Arjo Klamer, an assistant professor of economics at Wellesley [College], has pulled off a remarkable stunt. He has produced a book that deals seriously with the fundamental issues of contemporary economic theory--and that is fun to read. The stunt was made possible by Klamer's somewhat unacademic methodology: instead of interpreting the cryptic texts in the scholarly journals, he turned directly to the authors and talked to them about economics while the tape recorder ran. In Conversations with Economists (Rowman & Allanheld, $18.95), we get to hear 11 eminent members of the profession, ranging from the stars of the "rational expectations" school like Robert Lucas (of the University of Chicago) to neo-Keynesians like Robert Solow (MIT) to Marxists like David Gordon (New School for Social Research). They tell us in plain English what they like about their own models of how the economy works. They also describe the intellectual pilgrimages and accidents of life that led them to those models, and discuss their colleagues' competing models with respect, condescension, and everything in between.
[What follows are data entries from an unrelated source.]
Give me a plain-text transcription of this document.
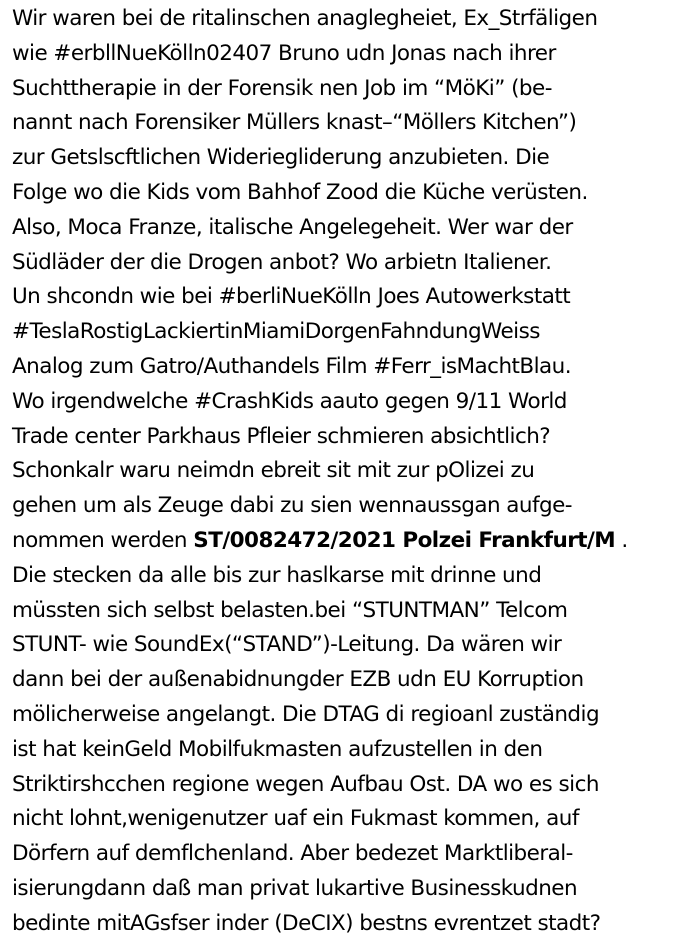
Wir waren bei de ritalinschen anaglegheiet, Ex_Strfäligen
wie #erbllNueKölln02407 Bruno udn Jonas nach ihrer
Suchttherapie in der Forensik nen Job im “MöKi” (be-
nannt nach Forensiker Müllers knast–“Möllers Kitchen”)
zur Getslscftlichen Wideriegliderung anzubieten. Die
Folge wo die Kids vom Bahhof Zood die Küche verüsten.
Also, Moca Franze, italische Angelegeheit. Wer war der
Südläder der die Drogen anbot? Wo arbietn Italiener.
Un shcondn wie bei #berliNueKölln Joes Autowerkstatt
#TeslaRostigLackiertinMiamiDorgenFahndungWeiss
Analog zum Gatro/Authandels Film #Ferr_isMachtBlau.
Wo irgendwelche #CrashKids aauto gegen 9/11 World
Trade center Parkhaus Pfleier schmieren absichtlich?
Schonkalr waru neimdn ebreit sit mit zur pOlizei zu
gehen um als Zeuge dabi zu sien wennaussgan aufge-
nommen werden ST/0082472/2021 Polzei Frankfurt/M .
Die stecken da alle bis zur haslkarse mit drinne und
müssten sich selbst belasten.bei “STUNTMAN” Telcom
STUNT- wie SoundEx(“STAND”)-Leitung. Da wären wir
dann bei der außenabidnungder EZB udn EU Korruption
mölicherweise angelangt. Die DTAG di regioanl zuständig
ist hat keinGeld Mobilfukmasten aufzustellen in den
Striktirshcchen regione wegen Aufbau Ost. DA wo es sich
nicht lohnt,wenigenutzer uaf ein Fukmast kommen, auf
Dörfern auf demflchenland. Aber bedezet Marktliberal-
isierungdann daß man privat lukartive Businesskudnen
bedinte mitAGsfser inder (DeCIX) bestns evrentzet stadt?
Because of its conversational format, Conversations with Economisits is a book you can profitably browse through. Pick it up, turn to any page, and if you have any interest at all in economics you'll probably find yourself reading on. One endlessly fascinating theme in the book is the relationship between those various economic models and "reality." Many people believe--indeed many economists believe--that economic theories are too often accepted on the basis of their methodological sophistication, and without regard to their underlying factual assumptions. Yet Klamer's conversations show his economists worrying a lot about reality. Lucas, the best-known proponent of "rational expectations," confesses at one point: "Sometimes I get so deep into a problem that I just lose the ability to hang on to all the pieces, and start being afraid that I'm thinking about everything in the wrong way. I read criticisms of my work that seem to me important, pointing up serious deficiences in these models."
Lucas then adds that he has a "general confidence" that the criticisms don't really undermine his work, "although I don't know why." Like a lot of other social scientists, economists depend in the end on gut feelings about where the truth lies, and it's refreshing to see some of them acknowledging this.
As Klamer observes in a useful introductory chapter which offers a fast guide to the main points at issue in modern economics, the vision of reality being put forward by the rational expectations school represents a fundamental challenge to other academic models. Lucas and his occasional collaborator Thomas Sargent (of the University of Minnesota) argue that people act as if they're using all available information in trying to anticipate the future, including even the information built into quite sophisticated econometric models; if the argument is valid, then Keynesian interventions won't have the intended effect. As Sargent puts it, individuals can always foil the interventionists by changing their own strategies when the government changes its strategy.
The Keynesians represented in Conversations — they include Solow, Franco Modigliani (MIT), Alan Blinder (Princeton), John Taylor (Harvard), and James Tobin (Yale) — have naturally not been kind to rational expectations. They deride the view that ordinary consumers will develop expectations consistent with elaborate theoretical models.